I'm working with a dataset of 6002 cells and I'm encountering the same issue as #3740. I've tried to solve it by installing the develop branch with the command you gave, but I still get the same error:
> raw <- read.table("/data/heart_counts_6000.txt", row.names = 1, header = TRUE) > s <- CreateSeuratObject(raw, min.cells = 1) Warning: Feature names cannot have underscores ('_'), replacing with dashes ('-') > s <- SCTransform(s, min_cells=1, return.only.var.genes = FALSE) Calculating cell attributes from input UMI matrix: log_umi Variance stabilizing transformation of count matrix of size 21245 by 6002 Model formula is y ~ log_umi Get Negative Binomial regression parameters per gene Using 2000 genes, 5000 cells |==================================================================================================== | 75% warning: solve(): system seems singular; attempting approx solution Error in h(simpleError(msg, call)) : error in evaluating the argument 'x' in selecting a method for function 't': missing value where TRUE/FALSE needed In addition: There were 50 or more warnings (use warnings() to see the first 50)

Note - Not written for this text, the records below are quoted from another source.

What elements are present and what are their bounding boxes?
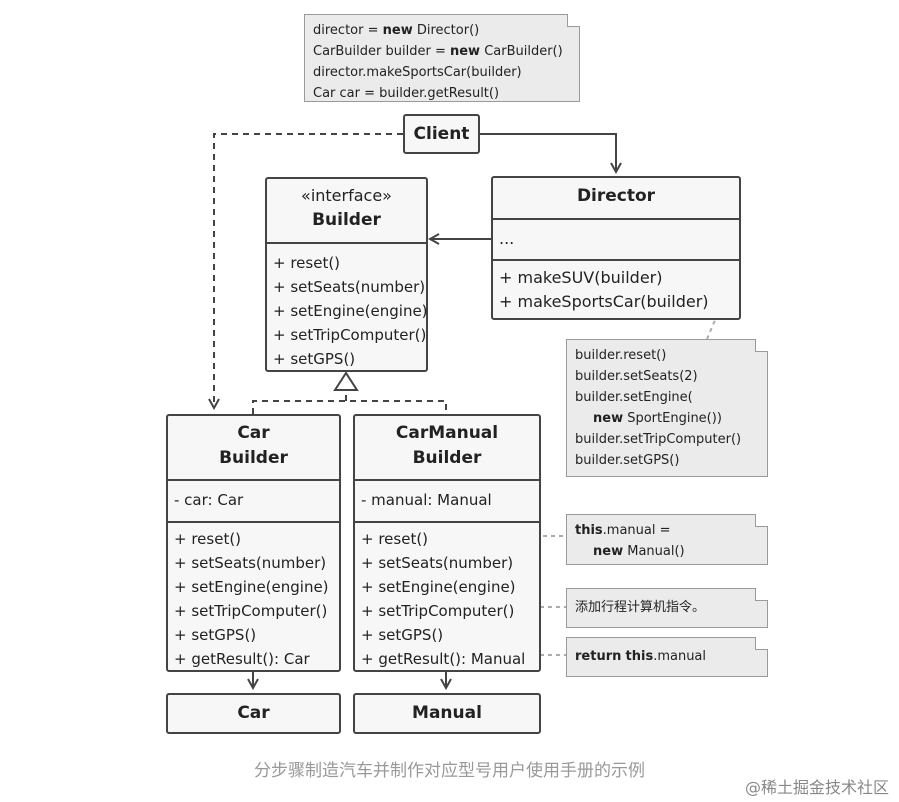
car-builder-header: Car Builder	[168, 416, 339, 479]
note-get-result: return this.manual	[566, 637, 768, 677]
director-fields: ...	[493, 218, 739, 259]
car-builder-fields: - car: Car	[168, 479, 339, 521]
note-line: this.manual =	[575, 523, 671, 538]
car-builder-class: Car Builder - car: Car + reset() + setSe…	[166, 414, 341, 672]
figure-caption: 分步骤制造汽车并制作对应型号用户使用手册的示例	[254, 761, 645, 781]
client-to-director-association	[479, 133, 616, 172]
method: + setSeats(number)	[361, 554, 514, 572]
note-client-code: director = new Director() CarBuilder bui…	[304, 14, 580, 102]
method: + setTripComputer()	[273, 326, 427, 344]
method: + reset()	[273, 254, 341, 272]
method: + getResult(): Car	[174, 650, 310, 668]
client-box: Client	[403, 114, 480, 154]
realization-triangle	[333, 371, 359, 391]
note-fold	[755, 588, 768, 601]
note-fold	[755, 514, 768, 527]
method: + setGPS()	[174, 626, 257, 644]
car-manual-builder-name: CarManual	[395, 423, 499, 443]
method: + setEngine(engine)	[361, 578, 516, 596]
method: + reset()	[361, 530, 429, 548]
note-line: return this.manual	[575, 649, 707, 664]
note-fold	[755, 637, 768, 650]
director-methods: + makeSUV(builder) + makeSportsCar(build…	[493, 259, 739, 320]
method: + makeSUV(builder)	[499, 268, 663, 287]
car-builder-name: Builder	[219, 448, 288, 468]
note-line: CarBuilder builder = new CarBuilder()	[313, 44, 563, 59]
car-manual-builder-class: CarManual Builder - manual: Manual + res…	[353, 414, 541, 672]
note-line: builder.reset()	[575, 348, 667, 363]
manual-label: Manual	[412, 703, 482, 723]
builder-methods: + reset() + setSeats(number) + setEngine…	[267, 242, 428, 377]
note-line: builder.setGPS()	[575, 453, 680, 468]
note-fold	[567, 14, 580, 27]
director-class: Director ... + makeSUV(builder) + makeSp…	[491, 176, 741, 320]
car-builder-methods: + reset() + setSeats(number) + setEngine…	[168, 521, 339, 677]
builder-interface-class: «interface» Builder + reset() + setSeats…	[265, 177, 428, 372]
method: + setSeats(number)	[273, 278, 426, 296]
note-trip-computer: 添加行程计算机指令。	[566, 588, 768, 628]
note-line: Car car = builder.getResult()	[313, 86, 500, 101]
method: + setGPS()	[273, 350, 356, 368]
director-name: Director	[576, 186, 656, 206]
car-product-class: Car	[166, 693, 341, 734]
method: + setSeats(number)	[174, 554, 327, 572]
note-line: builder.setEngine(	[575, 390, 693, 405]
note-line: builder.setTripComputer()	[575, 432, 742, 447]
method: + makeSportsCar(builder)	[499, 292, 709, 311]
note-line: director.makeSportsCar(builder)	[313, 65, 522, 80]
method: + getResult(): Manual	[361, 650, 526, 668]
method: + setGPS()	[361, 626, 444, 644]
client-label: Client	[413, 124, 470, 144]
realization-lines	[252, 390, 447, 414]
note-line: builder.setSeats(2)	[575, 369, 698, 384]
note-connector-make-sports-car	[706, 305, 722, 340]
method: + setEngine(engine)	[174, 578, 329, 596]
builder-header: «interface» Builder	[267, 179, 426, 242]
interface-stereotype: «interface»	[301, 186, 392, 205]
method: + setTripComputer()	[174, 602, 328, 620]
car-manual-builder-fields: - manual: Manual	[355, 479, 539, 521]
method: + setEngine(engine)	[273, 302, 428, 320]
method: + setTripComputer()	[361, 602, 515, 620]
note-line: director = new Director()	[313, 23, 480, 38]
field: - car: Car	[174, 491, 244, 509]
note-fold	[755, 339, 768, 352]
note-make-sports-car: builder.reset() builder.setSeats(2) buil…	[566, 339, 768, 477]
method: + reset()	[174, 530, 242, 548]
car-builder-name: Car	[237, 423, 270, 443]
car-manual-builder-methods: + reset() + setSeats(number) + setEngine…	[355, 521, 539, 677]
car-manual-builder-header: CarManual Builder	[355, 416, 539, 479]
builder-name: Builder	[312, 210, 381, 230]
note-line: 添加行程计算机指令。	[575, 600, 706, 615]
director-header: Director	[493, 178, 739, 218]
field: ...	[499, 229, 515, 248]
field: - manual: Manual	[361, 491, 492, 509]
note-line: new Manual()	[593, 544, 685, 559]
note-reset: this.manual = new Manual()	[566, 514, 768, 565]
watermark: @稀土掘金技术社区	[744, 778, 889, 797]
client-to-carbuilder-dependency	[214, 133, 403, 408]
manual-product-class: Manual	[353, 693, 541, 734]
car-label: Car	[237, 703, 270, 723]
car-manual-builder-name: Builder	[412, 448, 482, 468]
note-line: new SportEngine())	[593, 411, 722, 426]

However, if I run the SCTransform() with the default values it doesn't raise the error:
> s <- SCTransform(s) Calculating cell attributes from input UMI matrix: log_umi Variance stabilizing transformation of count matrix of size 17576 by 6002 Model formula is y ~ log_umi Get Negative Binomial regression parameters per gene Using 2000 genes, 5000 cells |======================================================================================================================================| 100% There are 27 estimated thetas smaller than 1e-07 - will be set to 1e-07 Found 60 outliers - those will be ignored in fitting/regularization step Second step: Get residuals using fitted parameters for 17576 genes |======================================================================================================================================| 100% Computing corrected count matrix for 17576 genes |======================================================================================================================================| 100% Calculating gene attributes Wall clock passed: Time difference of 1.153748 mins Determine variable features Place corrected count matrix in counts slot Centering data matrix |======================================================================================================================================| 100% Set default assay to SCT There were 50 or more warnings (use warnings() to see the first 50)
And I've also tried to run the SCTransform() without filtering any genes with a smaller dataset (646 cells) and it works fine:
> raw <- read.table("/data/transfcounts_performance_test/count_table_ILCs.txt", row.names = 1, header = TRUE) > s <- CreateSeuratObject(raw, min.cells = 1) Warning: Feature names cannot have underscores ('_'), replacing with dashes ('-') > s <- SCTransform(s, min_cells=1, return.only.var.genes = FALSE) Calculating cell attributes from input UMI matrix: log_umi Variance stabilizing transformation of count matrix of size 37982 by 646 Model formula is y ~ log_umi Get Negative Binomial regression parameters per gene Using 2000 genes, 646 cells |======================================================================================================================================| 100% There are 1 estimated thetas smaller than 1e-07 - will be set to 1e-07 Found 45 outliers - those will be ignored in fitting/regularization step Second step: Get residuals using fitted parameters for 37982 genes |======================================================================================================================================| 100% Computing corrected count matrix for 37982 genes |======================================================================================================================================| 100% Calculating gene attributes Wall clock passed: Time difference of 19.15656 secs Determine variable features Place corrected count matrix in counts slot Centering data matrix |======================================================================================================================================| 100% Set default assay to SCT There were 50 or more warnings (use warnings() to see the first 50)
Does it have something to do with the size of the dataset?
I would like to attach my input count table but it's too big, let me know if you want me to send it through another platform.